Wer heimische Milch kauft, sichert die Milchwirtschaft

 

erstellt am
31. 05. 17
13:00 MEZ

LR Benger zum Weltmilchtag am 1. Juni: Kärntner Milchwirtschaft nicht über dem Berg – Best-Bieter-Prinzip für öffentliche Einrichtungen kann Eigenbedarf im Land steigern
Klagenfurt (lpd) - Vor rund einem Jahr haben Agrarreferent LR Christian Benger, die bäuerliche Interessensvertretung, Kärntner Molkereien und viele Milchbauern auf die bedrohliche Lage in der Milchwirtschaft hingewiesen. „Für unsere Milchbauern war die Lage prekär, viele in ihren Existenzen bedroht. Der Preisverfall für Milch lag bei 25 Prozent, der Milchpreis im Juni 2016 bei 30 Cent“, erinnert Benger am 30.05. im Pressefoyer nach der Regierungssitzung anlässlich des bevorstehenden Weltmilchtages. Dieser Preisverfall bedeutete für die Kärntner Milchbetriebe im Schnitt 8.600 Euro weniger Umsatz. Grund waren die Überproduktion in Europa nach Wegfall der Milchquote und die verringerten Exportmengen nach China sowie das Russlandembargo.

Heute liegt der Milchpreis bei 32 bis 33 Cent pro Kilogramm, Zuschläge gibt es für Bio-Milch. „Die Situation ist nach wie vor bedenklich unsere kleinen Milchbetriebe sind noch nicht über dem Berg“, fasst Benger in der Regierungssitzung seinen Bericht zusammen. Vor dem Preisverfall wurden noch 40 Cent für einen Kilo Milch gezahlt. Erfreulich in der angespannten Situation sei jedoch, dass die Zahl der Milchbetriebe stabil geblieben und die Anzahl der Milchkühe um drei Prozentangestiegen ist. „Unsere Landwirte in den Berggebieten haben keine Alternative zur Milchwirtschaft. Für sie gilt: durchbeißen oder aufgeben.
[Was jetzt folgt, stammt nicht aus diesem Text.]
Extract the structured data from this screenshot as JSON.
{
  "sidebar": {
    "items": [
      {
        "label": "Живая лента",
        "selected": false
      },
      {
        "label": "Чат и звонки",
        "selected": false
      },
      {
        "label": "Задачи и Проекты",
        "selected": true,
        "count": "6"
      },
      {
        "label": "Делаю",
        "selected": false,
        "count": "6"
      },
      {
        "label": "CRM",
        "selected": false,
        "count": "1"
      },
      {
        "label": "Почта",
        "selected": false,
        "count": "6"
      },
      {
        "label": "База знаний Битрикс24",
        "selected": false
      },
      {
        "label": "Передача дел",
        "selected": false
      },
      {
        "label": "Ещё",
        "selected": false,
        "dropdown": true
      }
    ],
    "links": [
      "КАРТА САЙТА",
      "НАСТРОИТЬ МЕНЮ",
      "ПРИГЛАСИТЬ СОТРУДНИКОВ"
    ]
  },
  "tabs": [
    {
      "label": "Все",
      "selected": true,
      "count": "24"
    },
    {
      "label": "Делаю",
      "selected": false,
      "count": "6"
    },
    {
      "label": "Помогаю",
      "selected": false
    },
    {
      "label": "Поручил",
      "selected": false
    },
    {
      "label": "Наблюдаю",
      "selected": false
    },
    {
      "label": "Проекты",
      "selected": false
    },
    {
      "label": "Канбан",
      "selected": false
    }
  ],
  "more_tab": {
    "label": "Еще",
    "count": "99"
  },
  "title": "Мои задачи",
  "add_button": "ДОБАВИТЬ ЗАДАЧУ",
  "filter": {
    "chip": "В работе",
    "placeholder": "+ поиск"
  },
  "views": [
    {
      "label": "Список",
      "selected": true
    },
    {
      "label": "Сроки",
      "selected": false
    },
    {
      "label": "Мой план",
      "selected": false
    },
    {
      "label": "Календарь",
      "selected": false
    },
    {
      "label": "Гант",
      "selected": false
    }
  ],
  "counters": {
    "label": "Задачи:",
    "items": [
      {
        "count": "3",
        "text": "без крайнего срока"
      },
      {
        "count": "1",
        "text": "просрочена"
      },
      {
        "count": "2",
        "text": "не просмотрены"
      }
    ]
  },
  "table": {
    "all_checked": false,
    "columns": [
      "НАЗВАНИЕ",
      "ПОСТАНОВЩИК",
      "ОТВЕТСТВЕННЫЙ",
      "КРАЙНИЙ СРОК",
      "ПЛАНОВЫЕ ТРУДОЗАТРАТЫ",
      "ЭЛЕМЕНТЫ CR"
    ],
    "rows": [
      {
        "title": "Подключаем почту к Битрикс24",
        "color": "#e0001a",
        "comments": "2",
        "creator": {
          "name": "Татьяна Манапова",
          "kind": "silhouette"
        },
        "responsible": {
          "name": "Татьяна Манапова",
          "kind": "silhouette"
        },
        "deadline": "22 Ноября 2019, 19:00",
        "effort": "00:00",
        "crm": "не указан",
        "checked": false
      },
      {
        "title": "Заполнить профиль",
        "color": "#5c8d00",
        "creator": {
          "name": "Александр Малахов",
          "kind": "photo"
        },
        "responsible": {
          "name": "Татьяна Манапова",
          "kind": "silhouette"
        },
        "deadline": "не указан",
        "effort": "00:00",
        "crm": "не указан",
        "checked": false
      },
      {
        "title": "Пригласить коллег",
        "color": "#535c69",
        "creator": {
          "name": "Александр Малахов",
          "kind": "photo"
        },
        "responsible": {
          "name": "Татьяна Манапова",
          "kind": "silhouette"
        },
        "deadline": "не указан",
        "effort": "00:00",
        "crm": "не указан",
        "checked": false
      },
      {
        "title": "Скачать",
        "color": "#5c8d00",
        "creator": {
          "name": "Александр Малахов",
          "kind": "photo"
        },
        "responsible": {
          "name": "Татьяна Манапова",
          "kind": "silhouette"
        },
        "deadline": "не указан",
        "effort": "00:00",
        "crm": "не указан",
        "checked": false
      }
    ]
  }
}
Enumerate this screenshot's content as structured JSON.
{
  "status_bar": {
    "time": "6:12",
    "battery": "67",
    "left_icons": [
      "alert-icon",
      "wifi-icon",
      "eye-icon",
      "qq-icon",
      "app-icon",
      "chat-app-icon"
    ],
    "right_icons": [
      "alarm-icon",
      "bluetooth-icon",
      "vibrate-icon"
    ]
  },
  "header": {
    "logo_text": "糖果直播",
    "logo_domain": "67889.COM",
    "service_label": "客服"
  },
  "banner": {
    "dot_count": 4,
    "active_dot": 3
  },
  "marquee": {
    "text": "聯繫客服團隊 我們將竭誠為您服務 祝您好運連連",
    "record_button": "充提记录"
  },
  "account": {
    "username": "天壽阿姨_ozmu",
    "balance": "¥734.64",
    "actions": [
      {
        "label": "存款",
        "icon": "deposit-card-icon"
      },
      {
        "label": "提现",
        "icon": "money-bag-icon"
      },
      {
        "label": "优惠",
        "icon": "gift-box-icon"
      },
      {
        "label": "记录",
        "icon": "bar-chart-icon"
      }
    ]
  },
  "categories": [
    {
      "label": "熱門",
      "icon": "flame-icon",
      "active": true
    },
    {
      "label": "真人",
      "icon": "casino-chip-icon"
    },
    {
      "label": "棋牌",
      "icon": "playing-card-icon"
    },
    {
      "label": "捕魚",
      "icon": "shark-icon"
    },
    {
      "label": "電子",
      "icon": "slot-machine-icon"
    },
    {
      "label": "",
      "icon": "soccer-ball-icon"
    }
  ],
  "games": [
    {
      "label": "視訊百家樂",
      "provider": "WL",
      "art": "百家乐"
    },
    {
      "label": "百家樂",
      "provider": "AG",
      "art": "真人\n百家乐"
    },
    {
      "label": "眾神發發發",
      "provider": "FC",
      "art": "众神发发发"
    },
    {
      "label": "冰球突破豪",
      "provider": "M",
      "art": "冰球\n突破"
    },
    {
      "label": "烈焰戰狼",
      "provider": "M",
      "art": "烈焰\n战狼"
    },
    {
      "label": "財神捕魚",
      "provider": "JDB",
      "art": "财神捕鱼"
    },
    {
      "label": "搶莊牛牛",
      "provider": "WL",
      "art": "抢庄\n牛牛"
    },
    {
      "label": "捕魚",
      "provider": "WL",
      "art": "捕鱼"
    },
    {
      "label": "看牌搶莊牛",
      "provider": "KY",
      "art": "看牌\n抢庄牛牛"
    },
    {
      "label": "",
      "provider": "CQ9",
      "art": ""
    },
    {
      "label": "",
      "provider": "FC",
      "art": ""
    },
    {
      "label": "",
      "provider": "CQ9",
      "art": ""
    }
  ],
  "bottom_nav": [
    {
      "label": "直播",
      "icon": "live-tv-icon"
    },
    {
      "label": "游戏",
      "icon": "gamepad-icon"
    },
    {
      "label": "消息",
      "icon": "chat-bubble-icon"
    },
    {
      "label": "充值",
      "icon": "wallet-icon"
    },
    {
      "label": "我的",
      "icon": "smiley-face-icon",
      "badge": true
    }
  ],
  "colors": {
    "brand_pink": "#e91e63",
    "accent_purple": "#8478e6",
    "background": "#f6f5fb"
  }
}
Aber unsere Bauern geben nicht auf“, betonte Benger. 2.100 Milchbetriebe liefern in Kärnten 192.000 Tonnen Milch im Jahr, 50 Prozent dieser Betriebe haben weniger als zehn Kühe.

„Wir haben im Vorjahr auf Landesebene Sofortmaßnahmen gesetzt, um unsere kleinstrukturierte Milchwirtschaft zu unterstützen. 500.000 Euro Transportkostenzuschuss flossen 2016, auch 2017 haben wir die gleiche Summe aufgebracht“, erklärte Benger. Vor allem im bergbäuerlichen Bereich sollte der Zuschuss helfen.

Indirekt hat das Land versucht über die Einführung des Best-Bieter-Prinzips den Eigenbedarf an Milch im Land zu steigern. Öffentliche Einrichtungen, wie Krankenhäuser oder Pflegeheime müssen nicht mehr billigste Lebensmittel beschaffen. Sie könne nun zu heimischen Produkten, wie Milch, greifen. „Damit bleibt unser Steuergeld im Land, mit dem die öffentlichen Einrichtungen gesichert werden und die Familienbetriebe werden gesichert. Ich kann nur appellieren: Alle öffentliche Einrichtungen müssen heimische Milch kaufen“, so Benger.

Zusätzlich wurde aus dem Agrarreferat die Errichtung eines Butter-Portionierers bei der Kärntner Milch unterstützt. Damit können nun auch die Kleinbutter-Portionen mit heimischer Butter in Krankenhäusern aber auch im Tourismus angeboten werden.
EU und Bund haben weitere Maßnahmen gesetzt. Um die Milchmengen zu reduzieren und den Preis zu stabilisieren, flossen in Österreich 6,8 Mio. Euro. 11.000 Tonnen Milch wurden weniger geliefert.